I’m not actually suggesting Islam could get rid of its absolute imperative to defend Islam, just trying an exercise to help imagine what the world would be like without it. I don’t really believe Islam can be reformed that way. The belligerent view is too essential to Islam, too much of a mirror of its founder’s intolerant character.
Every religion defends itself, of course, that’s not the problem. Right now Catholics in America are defending the Church against Obama’s tyrannical health-care mandates. Coptic Egypts in Christian are defending themselves against an Islamic drive for their extinction. But no one is being murdered as part of that defense.
Perhaps the difference is that a billion Catholics around the world aren’t held personally responsible to avenge every insult against the Lord Himself, while a billion Muslims have been taught they’re “responsible to” Allah to defend his honor at the cost of their own lives, or someone else’s.
And it would be a good place to remember that the burning of the Qu’rans in Afghanistan was accidental. Yet still Allah demands blood.
No wonder they hate us. We keep making Allah mad.

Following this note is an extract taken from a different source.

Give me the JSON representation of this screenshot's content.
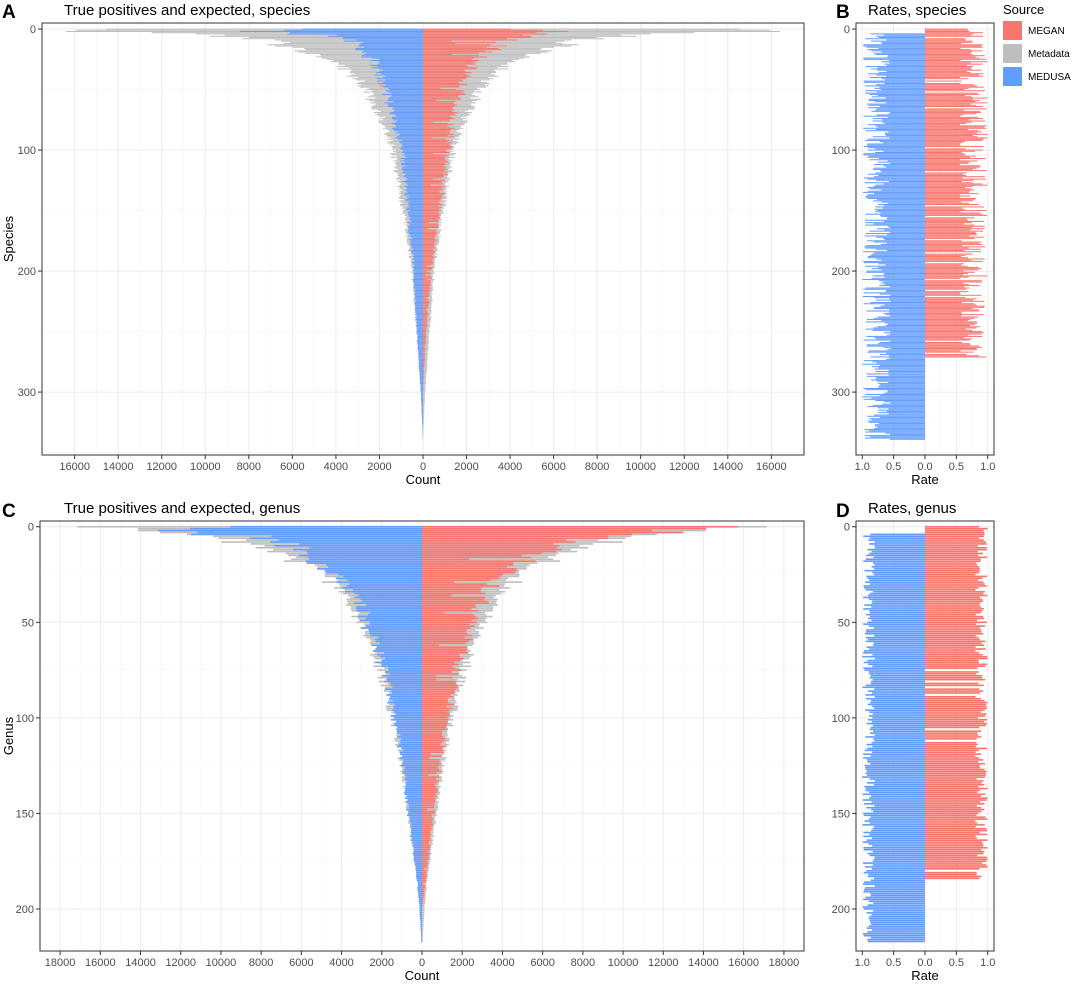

When one considers the amount of energy the Ummah devotes to making sure that every word or deed insulting to the Prophet is either stopped before it happens, or avenged to the uttermost, the advantages of a worldwide Sharia state immediately become obvious. If the entire world were run like Saudi Arabia, there would be so much less to avenge.
And then . . . Peace?
1 comment:
Excellent commentary! You know, President Obama has this annoying habit whenever he speaks, whether in an interview or delivering a planned speech, of saying "that's not what we're about..." or "we're better than that..." or some variation thereof. Problem is he never quite explains what it is "we're not about" or "better than" though I can only imagine he's referring to some moral highroad or perhaps he's simply saying that America is above it all. Regardless, I cringe every time I hear him say it and it strikes me as saying absolutely nothing as each individual can define for themselves what it is we're better than.
When I hear him say this, I often imagine a commander in the US Military knocking on the door of the parents of some fallen soldier explaining to said parents that their son was killed because, well, frankly, "we're better than that..." meaning their son was not allowed to defend himself against snipers in a house by returning fire because there were children inside and, well, frankly, "we're better than that."
Do you suppose that's what the president means?